(Reuters) – Belarusian protest leader Maria Kolesnikova was detained while trying to enter Ukraine in the early hours of Tuesday morning, a Belarusian border official told Reuters, a day after her allies said she had been grabbed off the street by masked men.
The circumstances of her attempted journey to Ukraine were not immediately clear, with some media reports initially suggesting she had made it across the border, something border guards on both sides later denied.
The opposition movement on Monday said that masked men had detained Kolesnikova in central Minsk and driven her off in a van, while two other activists disappeared later.
Those two allies successfully crossed into Ukraine in the early hours of Tuesday morning, the Ukrainian border service said.
“Kolesnikova has now been detained, I can’t say concretely where she is, but she has been detained,” Anton Bychkovsky, a representative of the Belarusian border service, told Reuters by phone.
“She was detained in connection with the circumstances under which they (the group) left the territory of Belarus,” he said.

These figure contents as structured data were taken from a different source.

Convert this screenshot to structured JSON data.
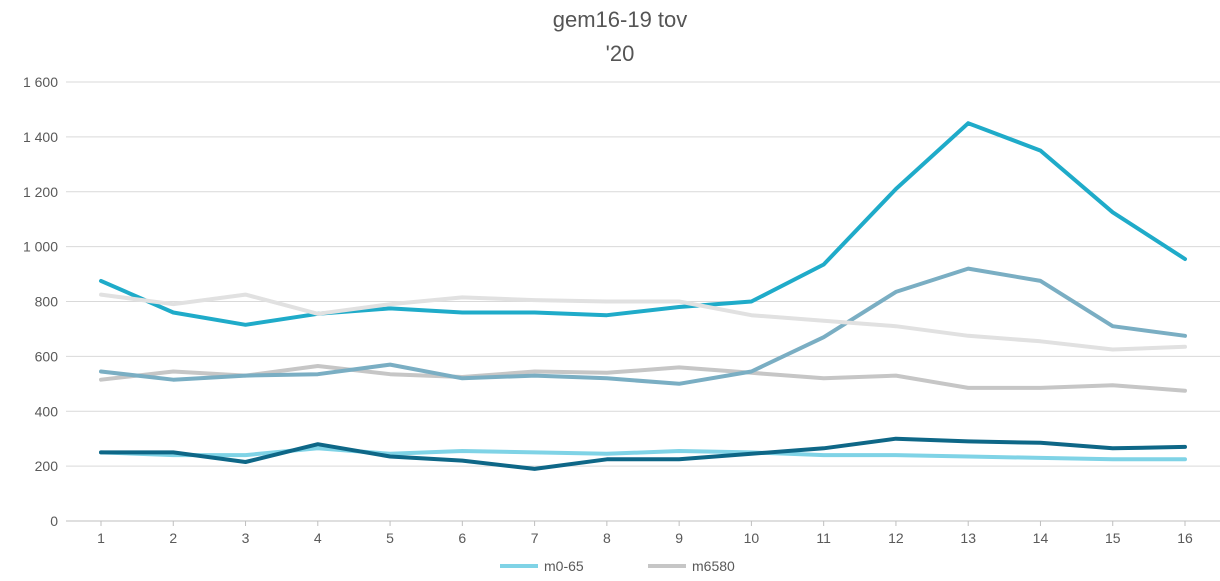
{
  "chart_data": {
    "type": "line",
    "title": "gem16-19 tov",
    "subtitle": "'20",
    "x": [
      1,
      2,
      3,
      4,
      5,
      6,
      7,
      8,
      9,
      10,
      11,
      12,
      13,
      14,
      15,
      16
    ],
    "x_tick_labels": [
      "1",
      "2",
      "3",
      "4",
      "5",
      "6",
      "7",
      "8",
      "9",
      "10",
      "11",
      "12",
      "13",
      "14",
      "15",
      "16"
    ],
    "ylim": [
      0,
      1600
    ],
    "y_ticks": [
      0,
      200,
      400,
      600,
      800,
      1000,
      1200,
      1400,
      1600
    ],
    "y_tick_labels": [
      "0",
      "200",
      "400",
      "600",
      "800",
      "1 000",
      "1 200",
      "1 400",
      "1 600"
    ],
    "grid": true,
    "legend_position": "bottom",
    "series": [
      {
        "name": "m0-65",
        "color": "#7fd3e6",
        "values": [
          250,
          240,
          240,
          265,
          245,
          255,
          250,
          245,
          255,
          250,
          240,
          240,
          235,
          230,
          225,
          225
        ]
      },
      {
        "name": "m6580",
        "color": "#c6c6c6",
        "values": [
          515,
          545,
          530,
          565,
          535,
          525,
          545,
          540,
          560,
          540,
          520,
          530,
          485,
          485,
          495,
          475
        ]
      },
      {
        "color": "#1fabc9",
        "values": [
          875,
          760,
          715,
          755,
          775,
          760,
          760,
          750,
          780,
          800,
          935,
          1210,
          1450,
          1350,
          1125,
          955
        ]
      },
      {
        "color": "#7aaec3",
        "values": [
          545,
          515,
          530,
          535,
          570,
          520,
          530,
          520,
          500,
          545,
          670,
          835,
          920,
          875,
          710,
          675
        ]
      },
      {
        "color": "#e1e1e1",
        "values": [
          825,
          790,
          825,
          755,
          790,
          815,
          805,
          800,
          800,
          750,
          730,
          710,
          675,
          655,
          625,
          635
        ]
      },
      {
        "color": "#0e6787",
        "values": [
          250,
          250,
          215,
          280,
          235,
          220,
          190,
          225,
          225,
          245,
          265,
          300,
          290,
          285,
          265,
          270
        ]
      }
    ],
    "legend": [
      {
        "name": "m0-65",
        "color": "#7fd3e6"
      },
      {
        "name": "m6580",
        "color": "#c6c6c6"
      }
    ]
  }
}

The official Belta news agency said she had been travelling with the two other activists who made it into Ukraine. Kolesnikova could not immediately be reached for comment.
Belta reported that Kolesnikova’s car had accelerated sharply after being confronted by a border guard.
“Kolesnikova was outside the vehicle. In fact, she was pushed from it and it continued moving towards the Ukrainian side,” Belta quoted the border service as saying.
Reuters could not confirm the details of the account.
Police in Minsk were cited by Russia’s Interfax news agency as saying on Monday that they had not detained Kolesnikova.
Kolesnikova, a member of the opposition coordination council, was the last of three female politicians left in Belarus who joined forces before an Aug. 9 presidential election to try to challenge veteran incumbent Alexander Lukashenko.
A vocal critic of Lukashenko, she has played an important role in weeks of mass demonstrations and strikes by protesters who accuse Lukashenko of rigging his re-election.
Lukashenko, who has been in power for the last 26 years, denies that allegation and has accused foreign powers of trying to topple him in a revolution. He has responded with a crackdown which some those detained say includes torture and beatings.